Category Archives: Equal Temperament

Unequal temperaments and different pitch standards

Although rarely asked, I offer unequal temperament piano tunings for discerning Sheffield and Yorkshire piano tuning customers, if discussed prior to the piano tuning. When arriving at a piano tuning job, the default tuning system and pitch standard I choose would be equal temperament at A440 (which lines up with the majority of recorded music). This satisfies the vast majority of clients.

To those unfamiliar with the different tuning systems in music, Equal temperament is the standard tuning system of the current western world, and it involves dividing an octave into twelve equal parts, resulting in slightly imperfect fourth and fifth intervals and faster-beating major and minor thirds compared to earlier systems. Intervals are tempered in a way that makes all music equally “right” (or “wrong” depending on how you look at it)  in all keys, hence the name equal temperament. It is in no way agreed upon that this is the best or the most musically-pleasing way to tune an instrument, only the most balanced across key signatures. Whatever gains are made in chords and keys being well-balanced, the unique and colorful characteristics of each key become lost in the trade off.

There are other reasons to request a non-equal temperament – If a customer is interested in medieval, renaissance or early baroque music for example, he or she may ask for an unequal temperament and an alternative pitch standard to compliment their repertoire. If that’s the case I’d also suggest a lower pitch standard than A440 – A415 tends to evoke the spirit of Bach more than anything else, but there’s something magical about A432 (the fundamental frequency of the universe, after all). For someone playing Bach and Handel, or earlier music, Wreckmeister III or Vallotti-Young are alternatives that give each key its natural color.
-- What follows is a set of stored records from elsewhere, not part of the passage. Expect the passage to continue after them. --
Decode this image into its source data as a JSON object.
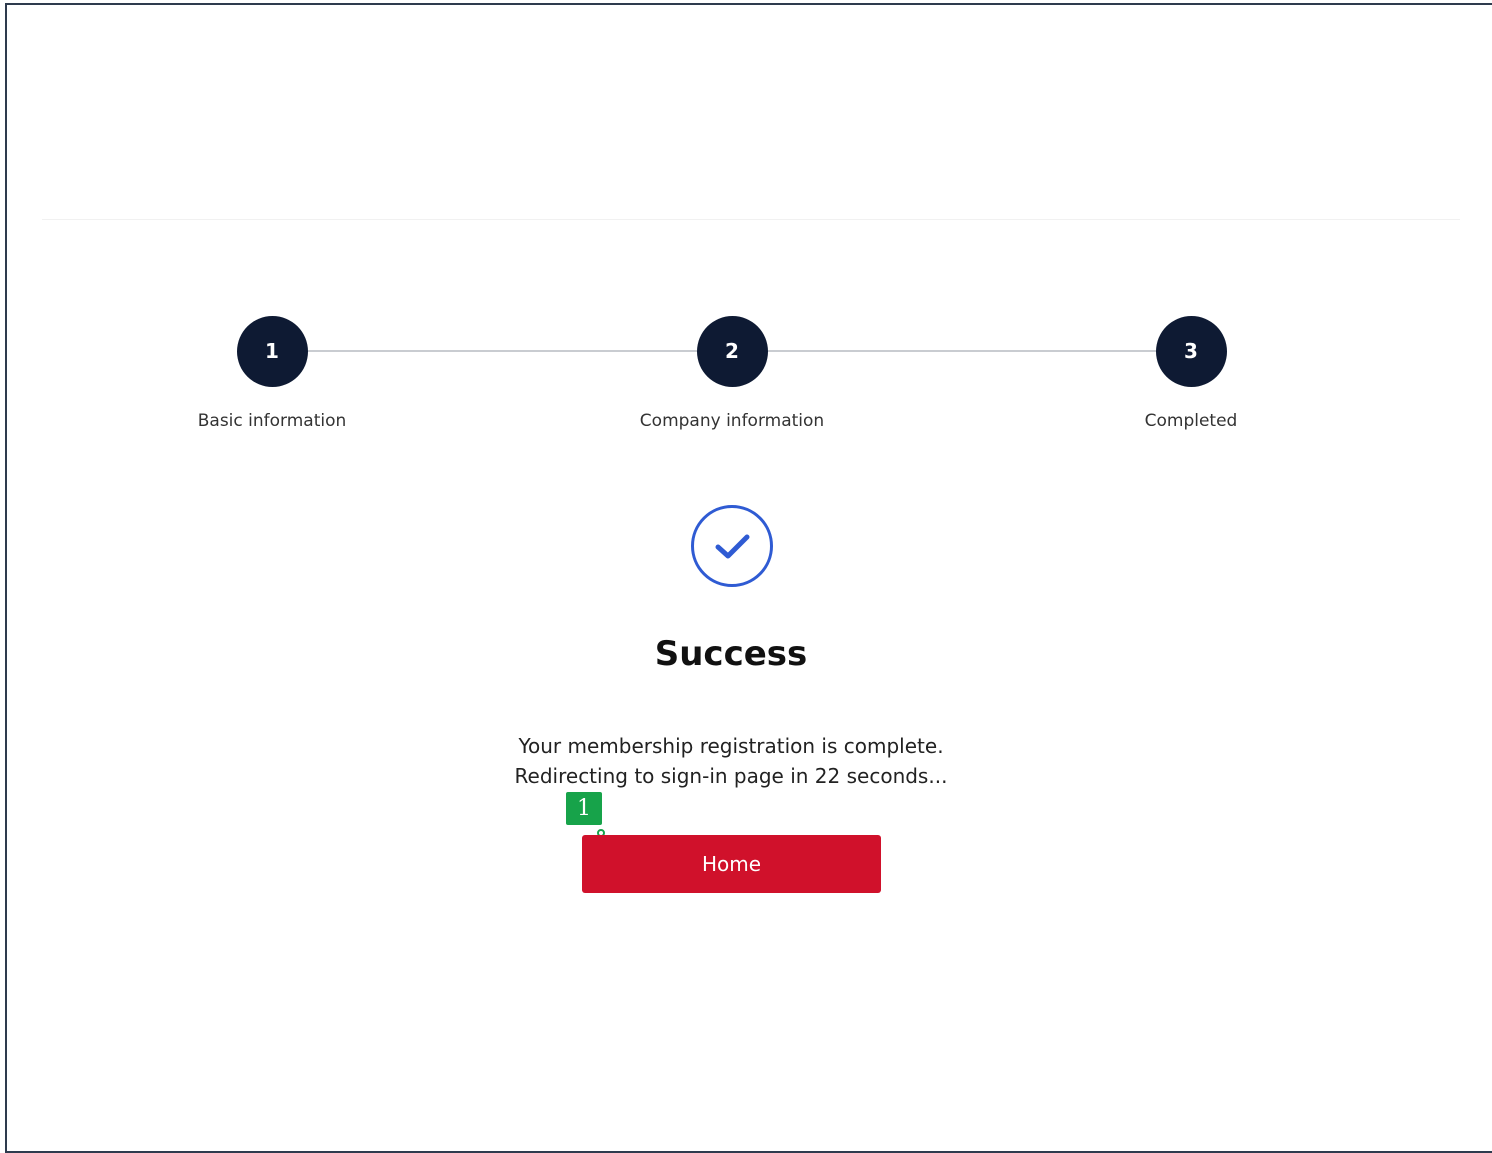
{
  "steps": [
    {
      "number": "1",
      "label": "Basic information"
    },
    {
      "number": "2",
      "label": "Company information"
    },
    {
      "number": "3",
      "label": "Completed"
    }
  ],
  "result": {
    "icon": "check-circle-icon",
    "title": "Success",
    "line1": "Your membership registration is complete.",
    "line2": "Redirecting to sign-in page in 22 seconds..."
  },
  "actions": {
    "home_label": "Home"
  },
  "annotation": {
    "marker_label": "1"
  },
  "colors": {
    "step_circle": "#0e1a33",
    "accent_blue": "#2f5bd3",
    "button_red": "#d0112b",
    "marker_green": "#17a34a"
  }
}
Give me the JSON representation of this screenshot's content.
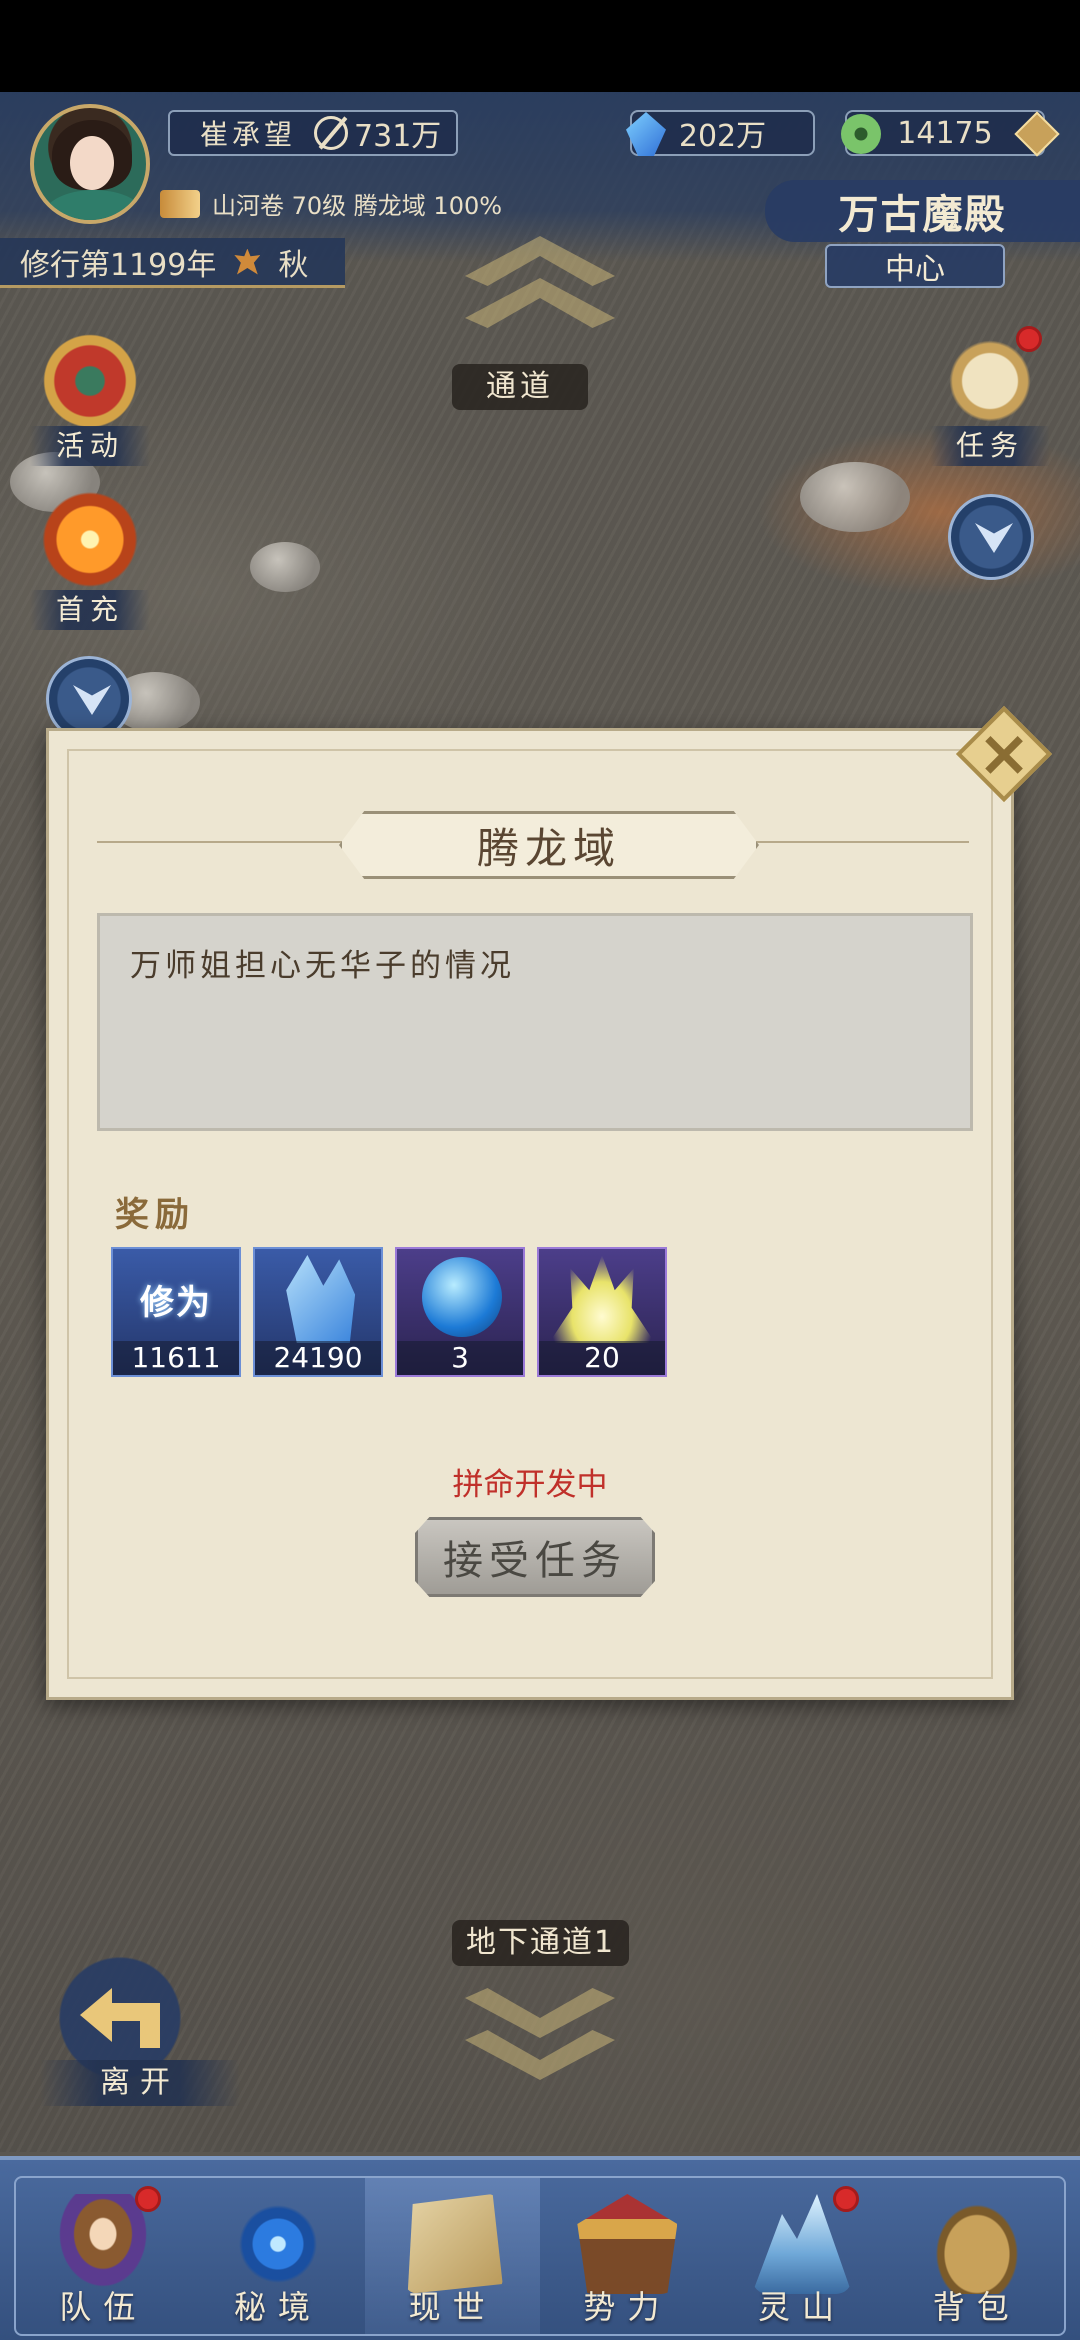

I also offer a wide variety of Pythagorean and Meantone temperaments for the open-minded customer. Please be aware that while such a job will yield exciting results, it will take me longer than usual due to Equal Temperament being so deeply ingrained in my psyche (tuning 3-4 pianos a day this way for 12 years, it becomes a force of habit). When tuning in an unequal temperament I have to be even more thorough with my checks to ensure the very greatest accuracy.

Going the extra mile with every piano tuning

What separates a merely “good” piano tuning from a first class piano tuning service? From my ten years in the Sheffield piano tuning trade it comes down to several key factors that all require a lot of attention and diligence. The three factors are:

  1. Equal temperament – the tuning of intervals in accordance with the equal tempered scale. Using the high-end piano tuning software Tunelab plus my own aural checks of the beat frequency of  intervals (fifths, fourths, octaves, major and minor thirds against their related sixths) I can achieve a first class equal tempered scale across the whole piano.
  2. Unisons – Eradicating the pulsing/beating from each note by fine tuning each string. This is one of my strongest areas as a piano tuner and its a good skill to be proficient in. A piano tuner who is strongly skilled at tuning unisons will achieve the purest tone from the piano, giving it the concert hall sound rather than a simply satisfactory sound.
  3. Stability – great piano tuning hammer technique and patience are the biggest factors in piano tuning stability. Achieving great stability is the reason a piano tuning can be so time consuming, taking up to ninety minutes or more to complete. The piano tuner must be certain that he or she leaves your home with the piano sounding great for another six months and that each note is securely in tune so that no call backs occur. Every piano tuner has their own way of setting the wrest pins that they achieve maximum stability – the position of hammer, tuning sharp then flat, moving the pin deep inside the wrest plank; all those are factors to consider. I have found best stability occurs when one hits the keys hard while moving the pin in tiny increments.

There are many other factors to consider, but a piano tuner who has taken care to become skilled in those three areas will have gone above and beyond the average. Being skilled is one thing, but being diligent on each every job (the right attitude to have) is equally important. The goal must be to ensure that every piano is brought to its very best.